When Johannes Gutenberg introduced the printing press in 1440, it took the Western world by storm. For the first time in history the written word was distributed en masse to the public, whereas before, only the affluent had access to it.
Aside from allowing more widespread access, the printing press signaled the beginning of the uniformity in writing. With written materials becoming more widely available, so too were the “rules” of language- spelling, syntax, etc. gaining traction. We can thank Gutenberg and his ingenious printing press for those inevitable sticklers for spelling we all know.
Fast forward almost 600 years, and technology continues to pervade every bit of our lives, including our language. In the 21st century digital age, brevity may very well be the soul of wit. All of humanity’s technological advancements have given birth to a century focused on convenience and the quick exchange of information.

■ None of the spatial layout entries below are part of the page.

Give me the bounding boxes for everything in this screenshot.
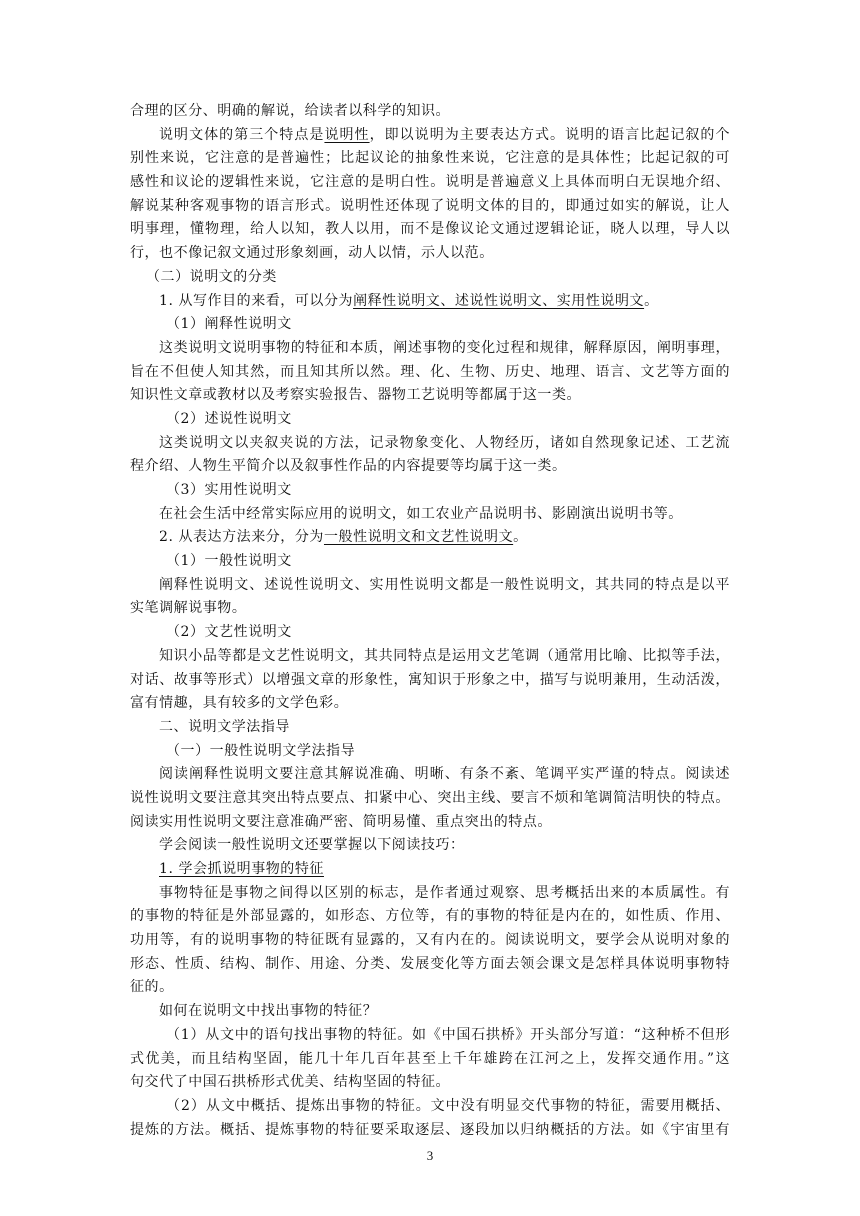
text-run: 程介绍、人物生平简介以及叙事性作品的内容提要等均属于这一类。 xyxy=(130,458,567,475)
text-line xyxy=(130,763,730,787)
text-line xyxy=(130,384,730,408)
text-line xyxy=(130,1071,730,1095)
text-run: 实笔调解说事物。 xyxy=(130,600,247,617)
text-line xyxy=(130,195,730,219)
text-run: 。 xyxy=(513,529,528,546)
underlined-text: 阐释性说明文、述说性说明文、实用性说明文 xyxy=(353,292,645,309)
text-run: 功用等，有的说明事物的特征既有显露的，又有内在的。阅读说明文，要学会从说明对象的 xyxy=(130,932,730,949)
text-line xyxy=(130,1119,730,1143)
text-run: （1）阐释性说明文 xyxy=(166,316,292,333)
text-run: 明事理，懂物理，给人以知，教人以用，而不是像议论文通过逻辑论证，晓人以理，导人以 xyxy=(130,221,730,238)
text-run: （2）述说性说明文 xyxy=(166,410,292,427)
document-body xyxy=(130,100,730,1142)
text-run: 对话、故事等形式）以增强文章的形象性，寓知识于形象之中，描写与说明兼用，生动活泼， xyxy=(130,671,730,688)
text-run: 说性说明文要注意其突出特点要点、扣紧中心、突出主线、要言不烦和笔调简洁明快的特点。 xyxy=(130,789,730,806)
text-line xyxy=(130,526,730,550)
text-line xyxy=(130,716,730,740)
text-run: 这类说明文以夹叙夹说的方法，记录物象变化、人物经历，诸如自然现象记述、工艺流 xyxy=(159,434,730,451)
text-run: 如何在说明文中找出事物的特征？ xyxy=(159,1003,378,1020)
text-run: 富有情趣，具有较多的文学色彩。 xyxy=(130,695,349,712)
text-line xyxy=(130,621,730,645)
text-run: （二）说明文的分类 xyxy=(146,268,277,285)
text-line xyxy=(130,100,730,124)
text-run: （2）文艺性说明文 xyxy=(166,624,292,641)
text-run: 学会阅读一般性说明文还要掌握以下阅读技巧： xyxy=(159,837,465,854)
text-line xyxy=(130,1000,730,1024)
text-line xyxy=(130,645,730,669)
text-run: 说明文体的第三个特点是 xyxy=(159,126,325,143)
text-line xyxy=(130,479,730,503)
text-line xyxy=(130,905,730,929)
text-run: ，即以说明为主要表达方式。说明的语言比起记叙的个 xyxy=(369,126,730,143)
text-run: （1）从文中的语句找出事物的特征。如《中国石拱桥》开头部分写道：“这种桥不但形 xyxy=(166,1026,730,1043)
text-run: 行，也不像记叙文通过形象刻画，动人以情，示人以范。 xyxy=(130,245,494,262)
text-line xyxy=(130,242,730,266)
text-run: 提炼的方法。概括、提炼事物的特征要采取逐层、逐段加以归纳概括的方法。如《宇宙里有 xyxy=(130,1121,730,1138)
text-line xyxy=(130,124,730,148)
text-run: 合理的区分、明确的解说，给读者以科学的知识。 xyxy=(130,103,451,119)
text-run: （一）一般性说明文学法指导 xyxy=(166,742,356,759)
text-run: 感性和议论的逻辑性来说，它注意的是明白性。说明是普遍意义上具体而明白无误地介绍、 xyxy=(130,174,730,191)
text-line xyxy=(130,218,730,242)
text-run: 在社会生活中经常实际应用的说明文，如工农业产品说明书、影剧演出说明书等。 xyxy=(159,505,683,522)
text-run: 这类说明文说明事物的特征和本质，阐述事物的变化过程和规律，解释原因，阐明事理， xyxy=(159,339,730,356)
text-line xyxy=(130,147,730,171)
text-run: 知识小品等都是文艺性说明文，其共同特点是运用文艺笔调（通常用比喻、比拟等手法， xyxy=(159,647,730,664)
text-run: 的事物的特征是外部显露的，如形态、方位等，有的事物的特征是内在的，如性质、作用、 xyxy=(130,908,730,925)
text-line xyxy=(130,1048,730,1072)
text-run: 旨在不但使人知其然，而且知其所以然。理、化、生物、历史、地理、语言、文艺等方面的 xyxy=(130,363,730,380)
text-run: 事物特征是事物之间得以区别的标志，是作者通过观察、思考概括出来的本质属性。有 xyxy=(159,884,730,901)
underlined-text: 说明性 xyxy=(324,126,370,143)
text-run: （3）实用性说明文 xyxy=(166,482,292,498)
text-run: （2）从文中概括、提炼出事物的特征。文中没有明显交代事物的特征，需要用概括、 xyxy=(166,1097,730,1114)
text-line xyxy=(130,290,730,314)
text-run: 阐释性说明文、述说性说明文、实用性说明文都是一般性说明文，其共同的特点是以平 xyxy=(159,576,730,593)
text-run: 二、说明文学法指导 xyxy=(159,718,290,735)
text-line xyxy=(130,1024,730,1048)
text-run: 2. 从表达方法来分，分为 xyxy=(159,529,324,546)
text-run: 知识性文章或教材以及考察实验报告、器物工艺说明等都属于这一类。 xyxy=(130,387,582,404)
text-run: 阅读阐释性说明文要注意其解说准确、明晰、有条不紊、笔调平实严谨的特点。阅读述 xyxy=(159,766,730,783)
text-line xyxy=(130,266,730,290)
page-number: 3 xyxy=(426,1148,434,1163)
text-run: 别性来说，它注意的是普遍性；比起议论的抽象性来说，它注意的是具体性；比起记叙的可 xyxy=(130,150,730,167)
underlined-text: 1. 学会抓说明事物的特征 xyxy=(159,861,324,877)
text-line xyxy=(130,740,730,764)
text-line xyxy=(130,503,730,527)
text-run: 解说某种客观事物的语言形式。说明性还体现了说明文体的目的，即通过如实的解说，让人 xyxy=(130,197,730,214)
text-line xyxy=(130,408,730,432)
text-line xyxy=(130,811,730,835)
text-line xyxy=(130,171,730,195)
text-line xyxy=(130,432,730,456)
text-line xyxy=(130,455,730,479)
text-run: 形态、性质、结构、制作、用途、分类、发展变化等方面去领会课文是怎样具体说明事物特 xyxy=(130,955,730,972)
text-run: 。 xyxy=(644,292,659,309)
text-run: 1. 从写作目的来看，可以分为 xyxy=(159,292,354,309)
text-line xyxy=(130,550,730,574)
text-run: （1）一般性说明文 xyxy=(166,553,292,570)
text-line xyxy=(130,1095,730,1119)
text-line xyxy=(130,858,730,882)
text-line xyxy=(130,953,730,977)
text-line xyxy=(130,669,730,693)
text-line xyxy=(130,787,730,811)
text-run: 阅读实用性说明文要注意准确严密、简明易懂、重点突出的特点。 xyxy=(130,813,552,830)
underlined-text: 一般性说明文和文艺性说明文 xyxy=(323,529,514,546)
text-run: 式优美，而且结构坚固，能几十年几百年甚至上千年雄跨在江河之上，发挥交通作用。”这 xyxy=(130,1050,730,1067)
text-line xyxy=(130,361,730,385)
text-line xyxy=(130,834,730,858)
text-line xyxy=(130,692,730,716)
text-line xyxy=(130,882,730,906)
text-run: 句交代了中国石拱桥形式优美、结构坚固的特征。 xyxy=(130,1074,451,1091)
text-line xyxy=(130,313,730,337)
text-line xyxy=(130,337,730,361)
text-line xyxy=(130,929,730,953)
text-line xyxy=(130,574,730,598)
text-line xyxy=(130,976,730,1000)
text-line xyxy=(130,597,730,621)
text-run: 征的。 xyxy=(130,979,174,996)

We’ve replaced the descriptive, flowy narratives of the early 20th century with 280-character Tweets; long-distance phone calls have given way to texts and emails; in-person meetings can now take place in your home via Zoom or Teams or Skype.
The language of technology has become so integrated in our everyday lives that you probably did not have to Google a single word from the last paragraph to understand what it meant.
Email, text, tweet, WIFI, 5G, hotspot, proxy server, HD, UHD, podcast, e-book…these are no longer the words of privilege, but the everyday. Like the printing press of the 15th century, modern technology has not only revolutionized our way of living, but also our way of speaking.
For a translator, this presents a unique challenge to stay current on trends and technologies to ensure they are able to bridge their source and target languages while conveying the most accurate meaning. As technology continues to evolve, so too will language. And, if it continues to happen at such a rapid pace, translators will never have a dull moment.